When I called him back, he told me something that made me catch my breath.
He told me that George killed himself this past week. He shot himself.
Just like that.
When I was opening my restaurant, I somehow randomly ended up calling George to do our plumbing for the kitchen. The work was hard- a large portion of the floor had to be dug up for drain pipes, and the building's existing plumbing was a mess, to say the least. He and his guys did an amazing job, and considering how much work was involved and how long it took, we got a very fair deal with the price. Unlike the electrical, we never had any issues with the plumbing at that train wreck of a business venture.
I liked him- he was one of those straight-to-the-point people, which I always appreciate. I suppose that someone in a business where you have to give what are often very large dollar quotes to sometimes unreasonable people with sometimes unreasonable demands makes you that way. I felt like he was honest and just wanted to get the job done right the first time.

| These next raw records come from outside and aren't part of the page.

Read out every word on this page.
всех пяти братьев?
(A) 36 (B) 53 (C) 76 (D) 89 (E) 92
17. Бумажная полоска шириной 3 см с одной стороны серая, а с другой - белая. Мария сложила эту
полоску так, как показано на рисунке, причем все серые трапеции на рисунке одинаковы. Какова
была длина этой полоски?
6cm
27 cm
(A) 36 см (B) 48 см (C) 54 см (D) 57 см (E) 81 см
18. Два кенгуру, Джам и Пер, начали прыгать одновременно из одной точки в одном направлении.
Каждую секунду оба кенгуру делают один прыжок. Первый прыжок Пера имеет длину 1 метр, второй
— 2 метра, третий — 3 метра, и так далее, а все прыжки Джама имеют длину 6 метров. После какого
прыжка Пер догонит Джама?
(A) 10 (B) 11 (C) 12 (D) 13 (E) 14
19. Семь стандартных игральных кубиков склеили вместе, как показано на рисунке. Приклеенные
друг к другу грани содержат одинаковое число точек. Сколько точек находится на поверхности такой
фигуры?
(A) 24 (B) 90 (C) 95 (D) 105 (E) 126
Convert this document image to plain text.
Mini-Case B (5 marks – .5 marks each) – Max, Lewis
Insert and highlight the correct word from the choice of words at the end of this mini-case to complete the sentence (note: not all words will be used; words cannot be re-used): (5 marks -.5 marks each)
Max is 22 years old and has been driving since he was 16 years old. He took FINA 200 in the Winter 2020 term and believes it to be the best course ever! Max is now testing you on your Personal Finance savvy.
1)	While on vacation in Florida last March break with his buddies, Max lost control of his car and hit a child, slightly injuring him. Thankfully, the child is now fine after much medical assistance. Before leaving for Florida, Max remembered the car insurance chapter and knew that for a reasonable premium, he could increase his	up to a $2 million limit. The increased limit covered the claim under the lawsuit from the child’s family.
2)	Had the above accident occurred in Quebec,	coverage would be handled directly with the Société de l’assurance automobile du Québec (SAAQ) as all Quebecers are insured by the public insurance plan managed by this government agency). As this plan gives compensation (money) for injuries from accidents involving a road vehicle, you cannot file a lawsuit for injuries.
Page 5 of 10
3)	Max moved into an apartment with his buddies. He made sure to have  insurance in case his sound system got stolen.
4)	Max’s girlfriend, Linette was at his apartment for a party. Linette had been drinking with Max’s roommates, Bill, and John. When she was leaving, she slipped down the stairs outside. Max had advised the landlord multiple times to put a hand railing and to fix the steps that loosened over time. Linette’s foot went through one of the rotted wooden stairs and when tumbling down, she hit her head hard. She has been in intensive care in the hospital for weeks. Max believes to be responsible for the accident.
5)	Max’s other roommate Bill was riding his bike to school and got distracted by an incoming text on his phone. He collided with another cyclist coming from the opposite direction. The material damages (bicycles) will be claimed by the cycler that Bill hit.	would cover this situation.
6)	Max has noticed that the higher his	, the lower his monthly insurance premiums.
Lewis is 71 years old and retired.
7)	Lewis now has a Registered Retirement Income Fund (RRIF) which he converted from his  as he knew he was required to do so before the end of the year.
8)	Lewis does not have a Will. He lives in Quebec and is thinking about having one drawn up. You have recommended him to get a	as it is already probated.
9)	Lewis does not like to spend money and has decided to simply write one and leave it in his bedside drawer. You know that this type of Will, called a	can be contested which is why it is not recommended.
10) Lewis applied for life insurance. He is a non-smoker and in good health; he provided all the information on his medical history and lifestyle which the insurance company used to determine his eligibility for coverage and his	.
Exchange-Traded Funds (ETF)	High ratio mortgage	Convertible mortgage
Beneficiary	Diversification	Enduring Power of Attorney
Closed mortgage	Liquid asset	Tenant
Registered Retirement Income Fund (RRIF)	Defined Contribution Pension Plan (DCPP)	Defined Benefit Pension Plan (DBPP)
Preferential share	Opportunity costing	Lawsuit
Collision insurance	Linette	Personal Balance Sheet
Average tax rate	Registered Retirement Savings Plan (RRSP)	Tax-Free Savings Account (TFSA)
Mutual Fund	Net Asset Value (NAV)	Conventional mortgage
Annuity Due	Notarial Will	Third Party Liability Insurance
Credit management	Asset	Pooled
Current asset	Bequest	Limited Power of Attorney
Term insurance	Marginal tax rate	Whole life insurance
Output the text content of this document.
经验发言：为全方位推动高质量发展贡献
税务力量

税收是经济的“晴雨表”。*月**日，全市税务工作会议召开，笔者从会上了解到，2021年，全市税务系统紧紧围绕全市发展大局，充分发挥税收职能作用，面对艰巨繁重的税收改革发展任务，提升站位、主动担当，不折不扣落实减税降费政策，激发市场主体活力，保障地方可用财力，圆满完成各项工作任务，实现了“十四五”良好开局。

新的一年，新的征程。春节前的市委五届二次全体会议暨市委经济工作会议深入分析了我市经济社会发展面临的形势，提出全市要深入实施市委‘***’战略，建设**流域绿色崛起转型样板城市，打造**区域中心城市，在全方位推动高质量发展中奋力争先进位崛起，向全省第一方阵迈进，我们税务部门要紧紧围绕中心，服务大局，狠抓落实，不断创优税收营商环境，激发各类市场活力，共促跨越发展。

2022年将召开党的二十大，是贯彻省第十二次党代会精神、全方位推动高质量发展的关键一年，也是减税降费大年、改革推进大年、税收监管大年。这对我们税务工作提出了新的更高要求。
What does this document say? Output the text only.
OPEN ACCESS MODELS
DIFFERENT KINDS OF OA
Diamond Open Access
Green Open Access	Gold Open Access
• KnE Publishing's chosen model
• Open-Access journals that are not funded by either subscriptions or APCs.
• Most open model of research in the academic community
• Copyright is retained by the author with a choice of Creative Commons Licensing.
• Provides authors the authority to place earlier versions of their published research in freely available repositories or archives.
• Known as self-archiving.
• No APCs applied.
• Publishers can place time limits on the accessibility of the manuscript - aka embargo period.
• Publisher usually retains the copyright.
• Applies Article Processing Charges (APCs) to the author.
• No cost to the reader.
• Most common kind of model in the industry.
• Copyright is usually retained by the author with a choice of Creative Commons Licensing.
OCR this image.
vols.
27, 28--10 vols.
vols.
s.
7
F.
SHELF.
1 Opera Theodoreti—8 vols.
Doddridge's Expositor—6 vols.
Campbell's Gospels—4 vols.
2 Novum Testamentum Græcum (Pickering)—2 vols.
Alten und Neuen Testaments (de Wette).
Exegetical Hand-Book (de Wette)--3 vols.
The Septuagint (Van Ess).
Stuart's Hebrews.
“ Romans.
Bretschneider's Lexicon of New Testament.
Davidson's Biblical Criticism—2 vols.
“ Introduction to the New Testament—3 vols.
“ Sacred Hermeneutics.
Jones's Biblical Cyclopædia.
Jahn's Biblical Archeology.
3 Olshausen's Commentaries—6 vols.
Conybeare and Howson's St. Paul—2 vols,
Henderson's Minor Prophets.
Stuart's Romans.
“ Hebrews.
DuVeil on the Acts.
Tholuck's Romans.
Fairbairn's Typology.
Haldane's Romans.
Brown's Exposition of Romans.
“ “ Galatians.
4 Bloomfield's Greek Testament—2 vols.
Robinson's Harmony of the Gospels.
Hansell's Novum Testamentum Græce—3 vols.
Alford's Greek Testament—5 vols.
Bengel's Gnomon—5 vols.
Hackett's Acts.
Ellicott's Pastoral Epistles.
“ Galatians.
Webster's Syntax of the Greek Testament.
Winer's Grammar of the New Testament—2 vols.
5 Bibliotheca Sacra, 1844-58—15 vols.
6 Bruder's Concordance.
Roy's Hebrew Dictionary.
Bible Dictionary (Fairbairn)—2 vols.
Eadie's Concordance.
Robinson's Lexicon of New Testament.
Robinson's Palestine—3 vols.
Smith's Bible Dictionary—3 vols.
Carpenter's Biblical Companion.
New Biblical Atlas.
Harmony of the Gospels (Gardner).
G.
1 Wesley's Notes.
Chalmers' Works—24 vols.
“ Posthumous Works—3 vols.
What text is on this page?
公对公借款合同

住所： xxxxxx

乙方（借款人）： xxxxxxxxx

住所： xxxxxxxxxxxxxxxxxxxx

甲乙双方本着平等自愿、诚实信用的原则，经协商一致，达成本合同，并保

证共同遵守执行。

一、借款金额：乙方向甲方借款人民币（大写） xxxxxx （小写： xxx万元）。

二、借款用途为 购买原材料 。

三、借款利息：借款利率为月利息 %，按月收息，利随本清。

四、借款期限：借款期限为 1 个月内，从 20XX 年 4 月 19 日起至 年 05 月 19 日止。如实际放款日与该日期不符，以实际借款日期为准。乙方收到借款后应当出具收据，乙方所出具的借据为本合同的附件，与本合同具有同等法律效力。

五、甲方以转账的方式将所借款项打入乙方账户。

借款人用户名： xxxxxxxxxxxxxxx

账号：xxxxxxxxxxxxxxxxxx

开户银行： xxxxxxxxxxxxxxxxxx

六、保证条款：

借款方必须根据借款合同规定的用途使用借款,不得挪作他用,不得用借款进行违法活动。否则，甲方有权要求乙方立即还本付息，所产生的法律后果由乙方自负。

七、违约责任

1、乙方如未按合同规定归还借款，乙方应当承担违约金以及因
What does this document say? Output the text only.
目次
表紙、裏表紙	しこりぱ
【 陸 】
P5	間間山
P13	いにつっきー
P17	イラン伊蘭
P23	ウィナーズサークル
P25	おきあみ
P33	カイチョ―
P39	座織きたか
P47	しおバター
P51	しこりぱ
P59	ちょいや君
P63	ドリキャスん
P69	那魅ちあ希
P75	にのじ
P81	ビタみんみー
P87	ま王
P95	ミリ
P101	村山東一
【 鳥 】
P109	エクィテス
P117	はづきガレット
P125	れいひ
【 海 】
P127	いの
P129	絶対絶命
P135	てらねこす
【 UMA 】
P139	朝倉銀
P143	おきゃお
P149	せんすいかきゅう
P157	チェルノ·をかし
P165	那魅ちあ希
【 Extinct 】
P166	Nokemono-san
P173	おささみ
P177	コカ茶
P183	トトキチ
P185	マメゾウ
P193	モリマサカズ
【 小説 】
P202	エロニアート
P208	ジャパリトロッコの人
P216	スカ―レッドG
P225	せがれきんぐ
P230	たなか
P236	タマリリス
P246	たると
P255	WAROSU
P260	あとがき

This is why, over the years, I have called him whenever I needed plumbing done at the house. If I feel I can trust someone, I will work with them as long as I can. They will always get my business, even if the guy down the street who I don't know will do it 20% cheaper.
George was a good guy. He had a sense of humor even when they had to rip my basement apart with a jackhammer to install pipes. He wouldn't let me help him haul out the rubble in what seemed like 4,675 5-gallon bucketfuls. If he said something was going to get done, I knew it would, eventually. I always thought he was kind of cute, truth be told.
I guess I don't know how one is supposed to feel when their plumber dies.
I feel bad for his family- Serge said that George and his wife had divorced a year or so ago, and I knew that he had four daughters. When he had finished work on the restaurant, my business partner and I told him to bring his family in for dinner on us, and one night he came in with his wife and family. His daughters were adorable and well-behaved, his wife seemed very nice.
He was young, too young- the same age my Mom was when she died- 44.
I'm not looking for a debate on suicide here, and I certainly don't think a "sorry for your loss" is in order as I really didn't know him, and really I'm not sure if I should even be thinking about this at all, but...
I am thinking about it and for some reason it bothers me. I know people's problems are often much larger than what anyone imagines, and I know that sometimes people can't be "saved", but it always breaks my heart to hear that a good, nice, valuable person felt such desperation and despair that they found this to be the only solution. It crushes my soul a little.
I guess all I can do is hope that his family can find a way to deal with this awful situation and eventually come to terms with it. I know first hand the chaos that ensues when someone dies suddenly- so many ends to tie up, so much unfinished...stuff. It can be overwhelming.
I hope they find some solace in a situation that- to me, seems incomprehensible.
Sorry you had to go, George. You'll be missed.